Ellery smiled and seated himself at the desk, for which he seemed to have developed a curious passion. Weaver relaxed in one of the leather-covered chairs, resignedly.

“Anything you say, Inspector.” He looked over at Ellery. Ellery was gazing fixedly at the books on the desk-top.

“Well, for an introduction,” began the Inspector, briskly, “tell us something about that employer of yours. Mighty queer cuss, isn’t he? Anti-vice work made him daffy, perhaps?”

“I think you’ve judged the Old Man a trifle inaccurately,” said Weaver tiredly. “He’s the best and most generous soul in the world. If you can conceive a strange combination of Arthurian purity of nature with a definite narrowness of outlook, you’ll hit close to understanding him. He’s not a broad-minded man, in the generally accepted sense of the word. He has a little iron in him, too, or he wouldn’t be crusading against vice. He loathes it instinctively, I think, because certainly there’s never been the smallest element of scandal or criminality in his family. That’s why this thing has hit him so hard. He probably foresees the ravenous way in which the newspapers will pick up the choice morsel—wife of the Anti-Vice League head mysteriously murdered, and all that. And then, too, I think he loved Mrs. French dearly. I don’t think she loved him—” he hesitated, but continued loyally, “but she was always good to him in her cold, self-contained way. She was a good bit younger than he, of course.”

The Inspector coughed gently. Ellery regarded Weaver with morose eyes, but his thoughts seemed far away. Perhaps on the books, for his fingers played idly with their covers.

“Tell me, Mr. Weaver,” said Queen, “have you noticed anything—well, abnormal—in Mr. French’s actions lately? Or better still, do you know personally of anything that might have caused him secret worry in recent months?”

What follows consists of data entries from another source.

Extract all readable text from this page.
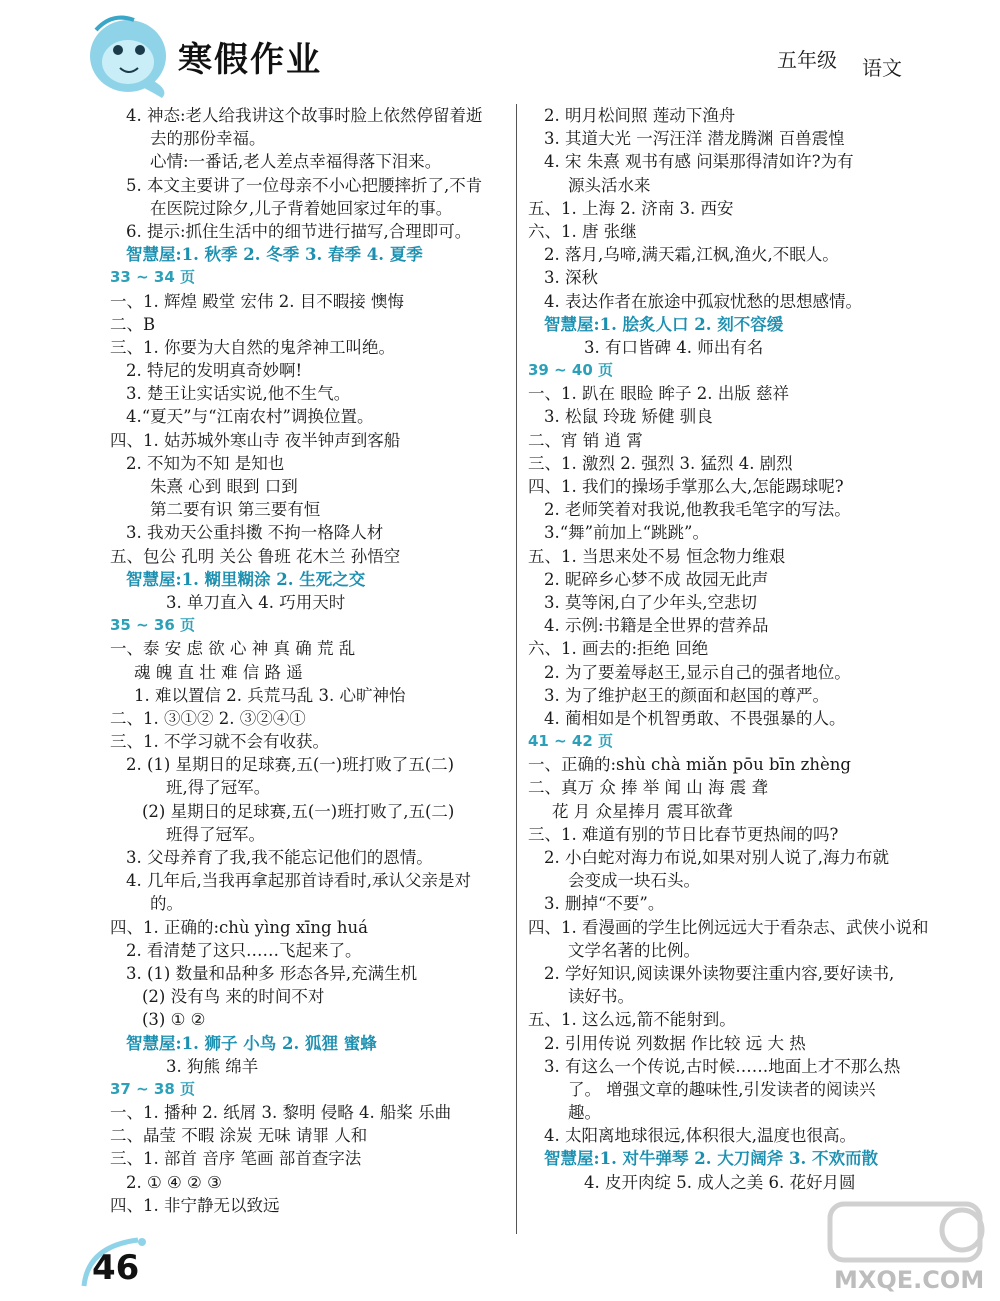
寒假作业	五年级 语文
4. 神态:老人给我讲这个故事时脸上依然停留着逝
去的那份幸福。
心情:一番话,老人差点幸福得落下泪来。
5. 本文主要讲了一位母亲不小心把腰摔折了,不肯
在医院过除夕,儿子背着她回家过年的事。
6. 提示:抓住生活中的细节进行描写,合理即可。
智慧屋:1. 秋季 2. 冬季 3. 春季 4. 夏季
33 ~ 34 页
一、1. 辉煌 殿堂 宏伟 2. 目不暇接 懊悔
二、B
三、1. 你要为大自然的鬼斧神工叫绝。
2. 特尼的发明真奇妙啊!
3. 楚王让实话实说,他不生气。
4.“夏天”与“江南农村”调换位置。
四、1. 姑苏城外寒山寺 夜半钟声到客船
2. 不知为不知 是知也
朱熹 心到 眼到 口到
第二要有识 第三要有恒
3. 我劝天公重抖擞 不拘一格降人材
五、包公 孔明 关公 鲁班 花木兰 孙悟空
智慧屋:1. 糊里糊涂 2. 生死之交
3. 单刀直入 4. 巧用天时
35 ~ 36 页
一、泰 安 虑 欲 心 神 真 确 荒 乱
魂 魄 直 壮 难 信 路 遥
1. 难以置信 2. 兵荒马乱 3. 心旷神怡
二、1. ③①② 2. ③②④①
三、1. 不学习就不会有收获。
2. (1) 星期日的足球赛,五(一)班打败了五(二)
班,得了冠军。
(2) 星期日的足球赛,五(一)班打败了,五(二)
班得了冠军。
3. 父母养育了我,我不能忘记他们的恩情。
4. 几年后,当我再拿起那首诗看时,承认父亲是对
的。
四、1. 正确的:chù yìng xīng huá
2. 看清楚了这只……飞起来了。
3. (1) 数量和品种多 形态各异,充满生机
(2) 没有鸟 来的时间不对
(3) ① ②
智慧屋:1. 狮子 小鸟 2. 狐狸 蜜蜂
3. 狗熊 绵羊
37 ~ 38 页
一、1. 播种 2. 纸屑 3. 黎明 侵略 4. 船桨 乐曲
二、晶莹 不暇 涂炭 无味 请罪 人和
三、1. 部首 音序 笔画 部首查字法
2. ① ④ ② ③
四、1. 非宁静无以致远
2. 明月松间照 莲动下渔舟
3. 其道大光 一泻汪洋 潜龙腾渊 百兽震惶
4. 宋 朱熹 观书有感 问渠那得清如许?为有
源头活水来
五、1. 上海 2. 济南 3. 西安
六、1. 唐 张继
2. 落月,乌啼,满天霜,江枫,渔火,不眠人。
3. 深秋
4. 表达作者在旅途中孤寂忧愁的思想感情。
智慧屋:1. 脍炙人口 2. 刻不容缓
3. 有口皆碑 4. 师出有名
39 ~ 40 页
一、1. 趴在 眼睑 眸子 2. 出版 慈祥
3. 松鼠 玲珑 矫健 驯良
二、宵 销 逍 霄
三、1. 激烈 2. 强烈 3. 猛烈 4. 剧烈
四、1. 我们的操场手掌那么大,怎能踢球呢?
2. 老师笑着对我说,他教我毛笔字的写法。
3.“舞”前加上“跳跳”。
五、1. 当思来处不易 恒念物力维艰
2. 昵碎乡心梦不成 故园无此声
3. 莫等闲,白了少年头,空悲切
4. 示例:书籍是全世界的营养品
六、1. 画去的:拒绝 回绝
2. 为了要羞辱赵王,显示自己的强者地位。
3. 为了维护赵王的颜面和赵国的尊严。
4. 蔺相如是个机智勇敢、不畏强暴的人。
41 ~ 42 页
一、正确的:shù chà miǎn pōu bīn zhèng
二、真万 众 捧 举 闻 山 海 震 聋
花 月 众星捧月 震耳欲聋
三、1. 难道有别的节日比春节更热闹的吗?
2. 小白蛇对海力布说,如果对别人说了,海力布就
会变成一块石头。
3. 删掉“不要”。
四、1. 看漫画的学生比例远远大于看杂志、武侠小说和
文学名著的比例。
2. 学好知识,阅读课外读物要注重内容,要好读书,
读好书。
五、1. 这么远,箭不能射到。
2. 引用传说 列数据 作比较 远 大 热
3. 有这么一个传说,古时候……地面上才不那么热
了。 增强文章的趣味性,引发读者的阅读兴
趣。
4. 太阳离地球很远,体积很大,温度也很高。
智慧屋:1. 对牛弹琴 2. 大刀阔斧 3. 不欢而散
4. 皮开肉绽 5. 成人之美 6. 花好月圆
46	MXQE.COM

Weaver was silent for a long time. “Inspector,” he said at last, meeting Queen’s eyes frankly, “the truth is that I know a great many things about Mr. French and his family and friends. I’m not a scandal-monger. You must understand that this is an extremely embarrassing position for me. It’s hard to betray confidences. …”

The Inspector looked pleased. “Spoken like a man, Mr. Weaver. Ellery, answer your friend.”

Ellery regarded Weaver compassionately. “Wes, old boy,” he said, “a human being has been killed in cold blood. It is our business to punish the murderer who took that life. I can’t answer for you—it’s difficult for a straight-thinking man to spill a heap of family secrets—but if I were you, I should talk. Because, Wes”—he paused—“you’re not with policemen. You’re with friends.”

“Then I’ll talk,” said Weaver despairingly, “and hope for the best.—I believe you asked about something abnormal in the Old Man’s actions recently, Inspector? You’ve hit a truth. Mr. French
is
secretly worried and upset. Because—”

“Because—?”

“Because,” said Weaver in a spiritless voice, “a few months ago an unfortunate friendship sprang up between Mrs. French and—Cornelius Zorn.”

“Zorn, eh? Love-affair, Weaver?” asked Queen in a soothing voice.

“I’m afraid so,” replied Weaver uncomfortably. “Though what she saw in
him
—But now I’m becoming gossipy! The fact is that they were seeing each other much too often, so much so that even the Old Man, the most unsuspicious soul that ever breathed, began to realize that something was wrong.”

“Nothing definite, I suppose?”

“I don’t think there was anything radically wrong, Inspector. And of course Mr. French never breathed a word of it to his wife. He wouldn’t dream of hurting her feelings. But I know it touched him deeply, because once he let slip something in my presence that gave all his transparent broodings away. I’m reasonably certain that he was desperately hoping things would work out for the best.”

“I thought Zorn held aloof from French in that window,” mused the Inspector.

“Undoubtedly. Zorn makes no bones about his feeling for Mrs. French. She was not an unattractive woman, Inspector. And Zorn is pretty small potatoes. He broke a lifelong friendship when he began to dally with the Old Man’s wife. It’s that, I think, as much as anything, that made the Old Man feel so badly.”

“Is Zorn married?” put in Ellery suddenly.